2010年代の3DCGブームと現代のメタバースの発展を結ぶのは“GPUの技術革新”だった
2010年代、エンターテインメント業界では空前の「3Dブーム」が起きていたのを覚えているだろうか? 2009年末に公開されたジェームズ・キャメロン監督の映画『アバター(Avatar)』はその先進的な3D表現と重厚なSFストーリーが支持されて大ヒットし、翌年の2010年には裸眼で立体視表現を楽しめる携帯型ゲーム機『ニンテンドー3DS』が発表された。
また、現在も行われている初音ミクのライブ『マジカルミライ』の前身となる初音ミクのソロコンサート『ミクの日感謝祭』が初めて行われたのも2010年である。当時、3Dの描画技術はゲーム業界を中心としてソフト・ハードの両面で日々進歩しており、その結実がさまざまな形で衆目に触れることとなったのだ。ここで活用されていたテクノロジーはその後、意外な形で発展し、現在ではメタバースや人工知能といった最新トレンドを支える基幹技術となっている。

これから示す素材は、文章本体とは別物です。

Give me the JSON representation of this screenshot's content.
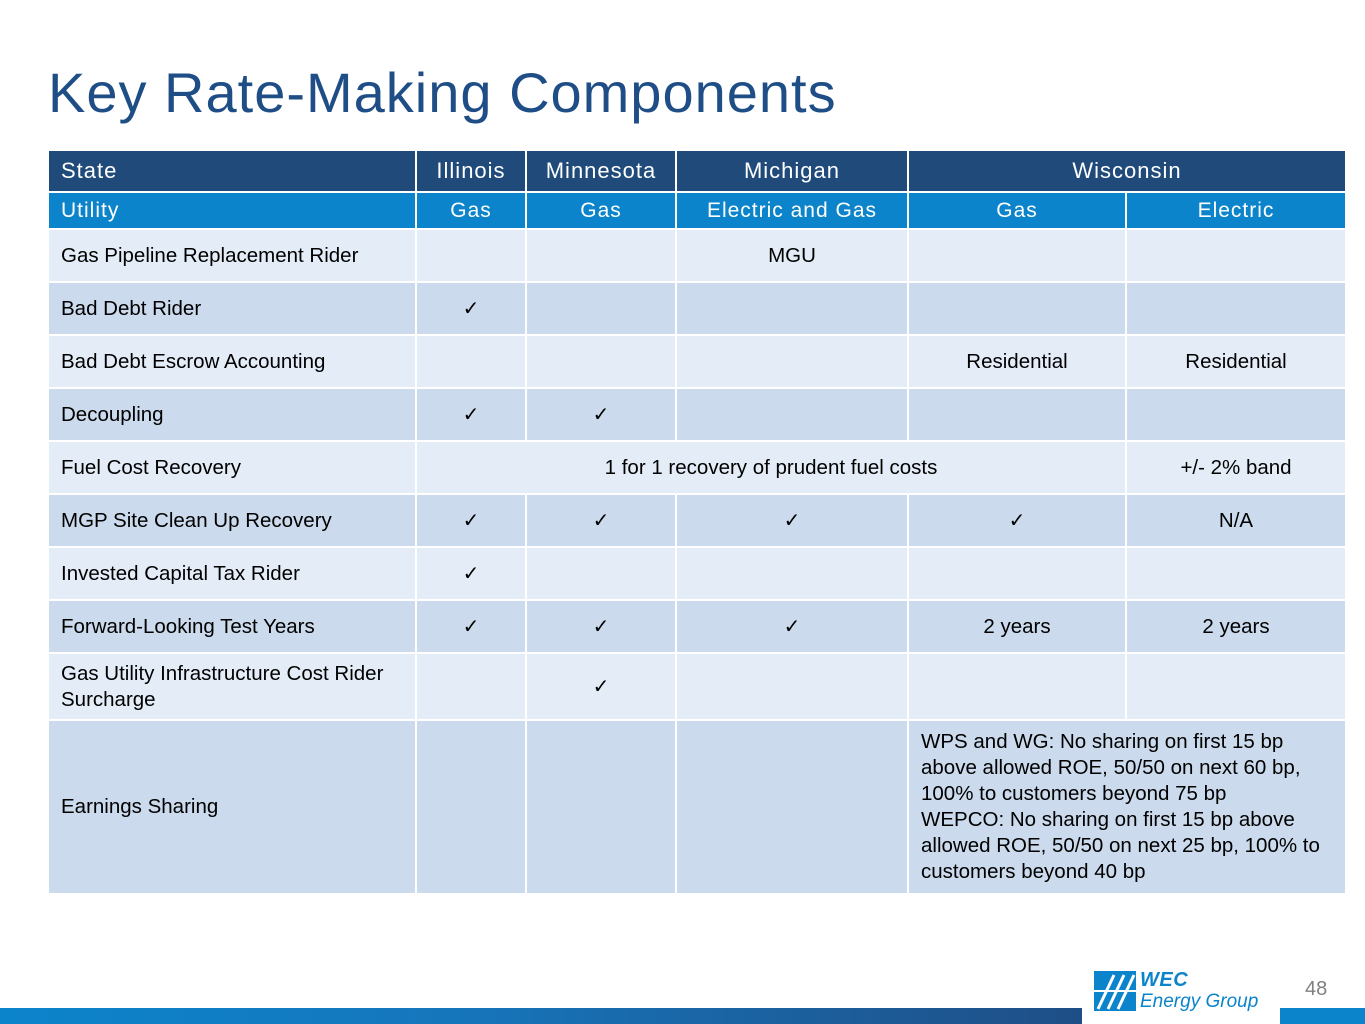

2010年代、映画やゲームの世界では3DCG技術の活用が加速した。映画『アバター』は、その一端を担った作品として真っ先に思い出されるだろう。キャメロン監督は同作以前より映画制作においてCG技術を活用しており、1997年に公開された映画『タイタニック』では危険なスタントを回避するために落下する乗客をモーション・キャプチャーによって描画するというアプローチを取っている。
「アバター」ではさらに進化したCGと3Dの技術が最大限に活用されており、特に役者の表情をCGで再現する試みとして採用された「パフォーマンス・キャプチャー」という技術の成功により、存在しない生物たちのドラマが躍動感をもって表現されている。3D版・2D版で上映され、3D版はゴーグルを付けて鑑賞するスタイルで楽しまれた。

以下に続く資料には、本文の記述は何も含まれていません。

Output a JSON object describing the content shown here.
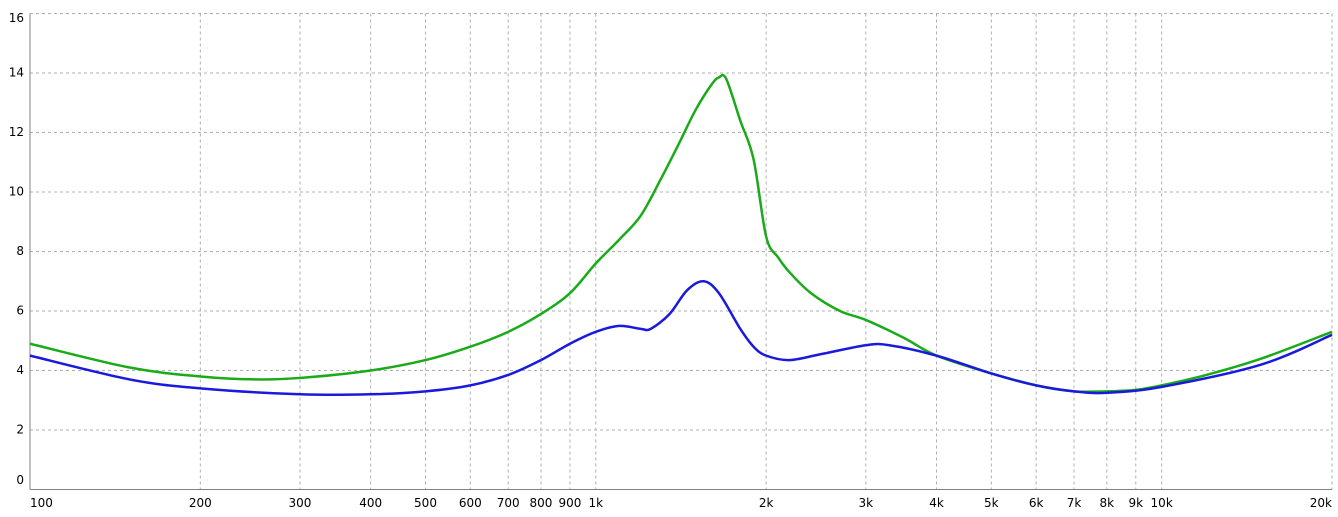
{
  "chart_data": {
    "type": "line",
    "xscale": "log",
    "grid": true,
    "xlim": [
      100,
      20000
    ],
    "ylim": [
      0,
      16
    ],
    "yticks": [
      0,
      2,
      4,
      6,
      8,
      10,
      12,
      14,
      16
    ],
    "xticks": [
      100,
      200,
      300,
      400,
      500,
      600,
      700,
      800,
      900,
      {
        "value": 1000,
        "label": "1k"
      },
      {
        "value": 2000,
        "label": "2k"
      },
      {
        "value": 3000,
        "label": "3k"
      },
      {
        "value": 4000,
        "label": "4k"
      },
      {
        "value": 5000,
        "label": "5k"
      },
      {
        "value": 6000,
        "label": "6k"
      },
      {
        "value": 7000,
        "label": "7k"
      },
      {
        "value": 8000,
        "label": "8k"
      },
      {
        "value": 9000,
        "label": "9k"
      },
      {
        "value": 10000,
        "label": "10k"
      },
      {
        "value": 20000,
        "label": "20k"
      }
    ],
    "series": [
      {
        "color": "#1aaa1a",
        "x": [
          100,
          150,
          200,
          250,
          300,
          400,
          500,
          600,
          700,
          800,
          900,
          1000,
          1100,
          1200,
          1300,
          1400,
          1500,
          1600,
          1650,
          1700,
          1800,
          1900,
          2000,
          2100,
          2200,
          2400,
          2700,
          3000,
          3500,
          4000,
          5000,
          6000,
          7000,
          8000,
          9000,
          10000,
          12000,
          15000,
          20000
        ],
        "values": [
          4.9,
          4.1,
          3.8,
          3.7,
          3.75,
          4.0,
          4.35,
          4.8,
          5.3,
          5.9,
          6.6,
          7.6,
          8.4,
          9.2,
          10.4,
          11.6,
          12.75,
          13.6,
          13.85,
          13.8,
          12.4,
          11.1,
          8.5,
          7.8,
          7.3,
          6.6,
          6.0,
          5.7,
          5.1,
          4.5,
          3.9,
          3.5,
          3.3,
          3.3,
          3.35,
          3.5,
          3.85,
          4.4,
          5.3
        ]
      },
      {
        "color": "#1a1adc",
        "x": [
          100,
          150,
          200,
          300,
          400,
          500,
          600,
          700,
          800,
          900,
          1000,
          1100,
          1200,
          1250,
          1350,
          1450,
          1550,
          1650,
          1800,
          1900,
          2000,
          2200,
          2500,
          3000,
          3300,
          4000,
          5000,
          6000,
          7000,
          8000,
          10000,
          15000,
          20000
        ],
        "values": [
          4.5,
          3.7,
          3.4,
          3.2,
          3.2,
          3.3,
          3.5,
          3.85,
          4.35,
          4.9,
          5.3,
          5.5,
          5.4,
          5.4,
          5.9,
          6.7,
          7.0,
          6.6,
          5.4,
          4.8,
          4.5,
          4.35,
          4.55,
          4.85,
          4.85,
          4.5,
          3.9,
          3.5,
          3.3,
          3.25,
          3.45,
          4.2,
          5.2
        ]
      }
    ]
  }
}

『アバター』に代表される3D表現は熱狂をもって迎えられたものの、現在のVRゴーグルにまで続く「ゴーグルが邪魔」という欠点は当時から指摘されていた。3D映画に使われているゴーグルは重量があり、2〜3時間の映画を鑑賞するには疲れてしまうという問題があった。当時、各社が相次いで出していた「3Dテレビ」も同様の問題を抱えていたからこそ、『ニンテンドー3DS』の発表は衝撃的だったのだ。

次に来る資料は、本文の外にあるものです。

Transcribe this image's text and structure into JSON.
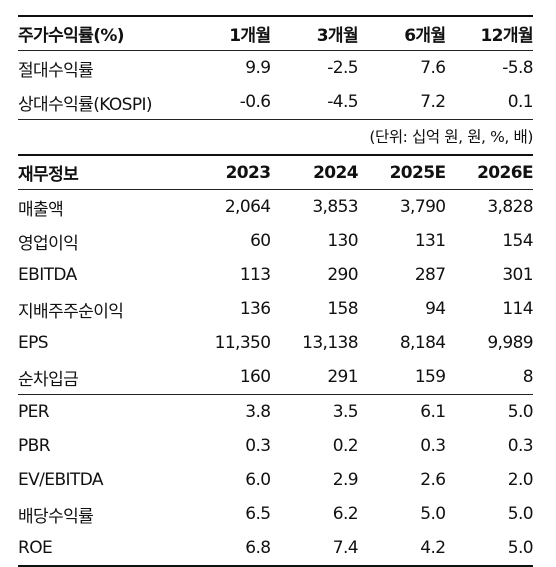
{
  "returns": {
    "header": [
      "주가수익률(%)",
      "1개월",
      "3개월",
      "6개월",
      "12개월"
    ],
    "rows": [
      [
        "절대수익률",
        "9.9",
        "-2.5",
        "7.6",
        "-5.8"
      ],
      [
        "상대수익률(KOSPI)",
        "-0.6",
        "-4.5",
        "7.2",
        "0.1"
      ]
    ]
  },
  "unit_note": "(단위: 십억 원, 원, %, 배)",
  "financials": {
    "header": [
      "재무정보",
      "2023",
      "2024",
      "2025E",
      "2026E"
    ],
    "rows": [
      [
        "매출액",
        "2,064",
        "3,853",
        "3,790",
        "3,828"
      ],
      [
        "영업이익",
        "60",
        "130",
        "131",
        "154"
      ],
      [
        "EBITDA",
        "113",
        "290",
        "287",
        "301"
      ],
      [
        "지배주주순이익",
        "136",
        "158",
        "94",
        "114"
      ],
      [
        "EPS",
        "11,350",
        "13,138",
        "8,184",
        "9,989"
      ],
      [
        "순차입금",
        "160",
        "291",
        "159",
        "8"
      ]
    ]
  },
  "valuation": {
    "rows": [
      [
        "PER",
        "3.8",
        "3.5",
        "6.1",
        "5.0"
      ],
      [
        "PBR",
        "0.3",
        "0.2",
        "0.3",
        "0.3"
      ],
      [
        "EV/EBITDA",
        "6.0",
        "2.9",
        "2.6",
        "2.0"
      ],
      [
        "배당수익률",
        "6.5",
        "6.2",
        "5.0",
        "5.0"
      ],
      [
        "ROE",
        "6.8",
        "7.4",
        "4.2",
        "5.0"
      ]
    ]
  }
}
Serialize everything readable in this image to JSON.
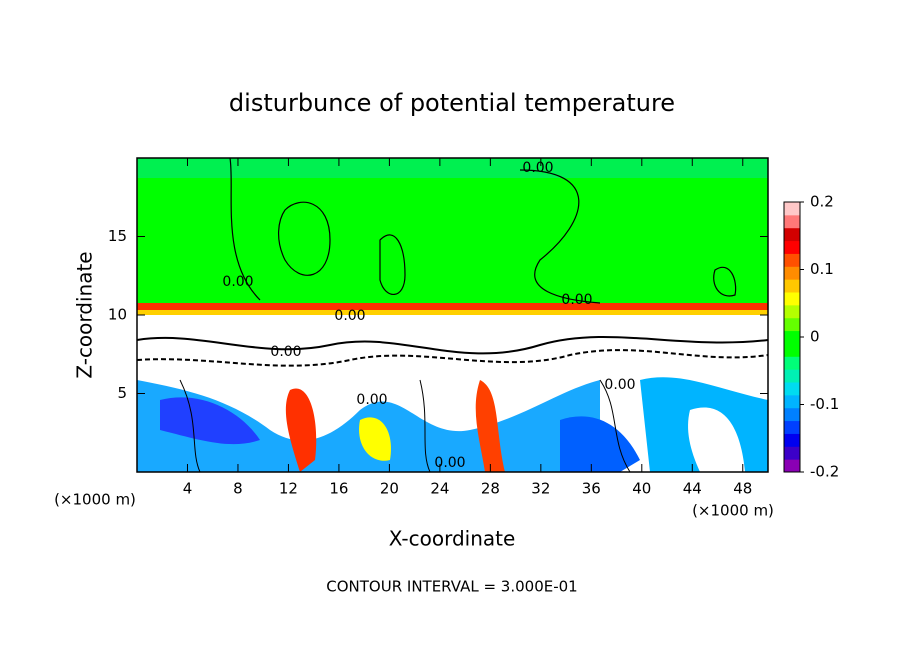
{
  "chart_data": {
    "type": "contour",
    "title": "disturbunce of potential temperature",
    "x_label": "X-coordinate",
    "y_label": "Z-coordinate",
    "x_unit_label": "(×1000 m)",
    "x_unit_label_right": "(×1000 m)",
    "footer": "CONTOUR INTERVAL = 3.000E-01",
    "xlim": [
      0,
      50
    ],
    "ylim": [
      0,
      20
    ],
    "xticks": [
      4,
      8,
      12,
      16,
      20,
      24,
      28,
      32,
      36,
      40,
      44,
      48
    ],
    "yticks": [
      5,
      10,
      15
    ],
    "clim": [
      -0.2,
      0.2
    ],
    "cticks": [
      -0.2,
      -0.1,
      0,
      0.1,
      0.2
    ],
    "colorbar_colors": [
      "#8a00b4",
      "#3c00c8",
      "#0000f0",
      "#0040ff",
      "#0080ff",
      "#00b4ff",
      "#00dcf0",
      "#00f0b4",
      "#00ff78",
      "#00ff00",
      "#00ff00",
      "#64ff00",
      "#b4ff00",
      "#ffff00",
      "#ffc800",
      "#ff8c00",
      "#ff5000",
      "#ff0000",
      "#d20000",
      "#ff7878",
      "#ffc8c8"
    ],
    "contour_labels": [
      "0.00",
      "0.00",
      "0.00",
      "0.00",
      "0.00",
      "0.00",
      "0.00",
      "0.00"
    ]
  }
}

3DSの3D表現は裸眼立体視を用いて行われており、これは「右目と左目に角度や向きが異なる映像を見せる」ことで実現している。原理的には「寄り目で見ると立体に見えるステレオ写真」に近い。この独自のハードウェアにより、ニンテンドー3DSは3Dのゲーム体験に新たな価値を提供することになった。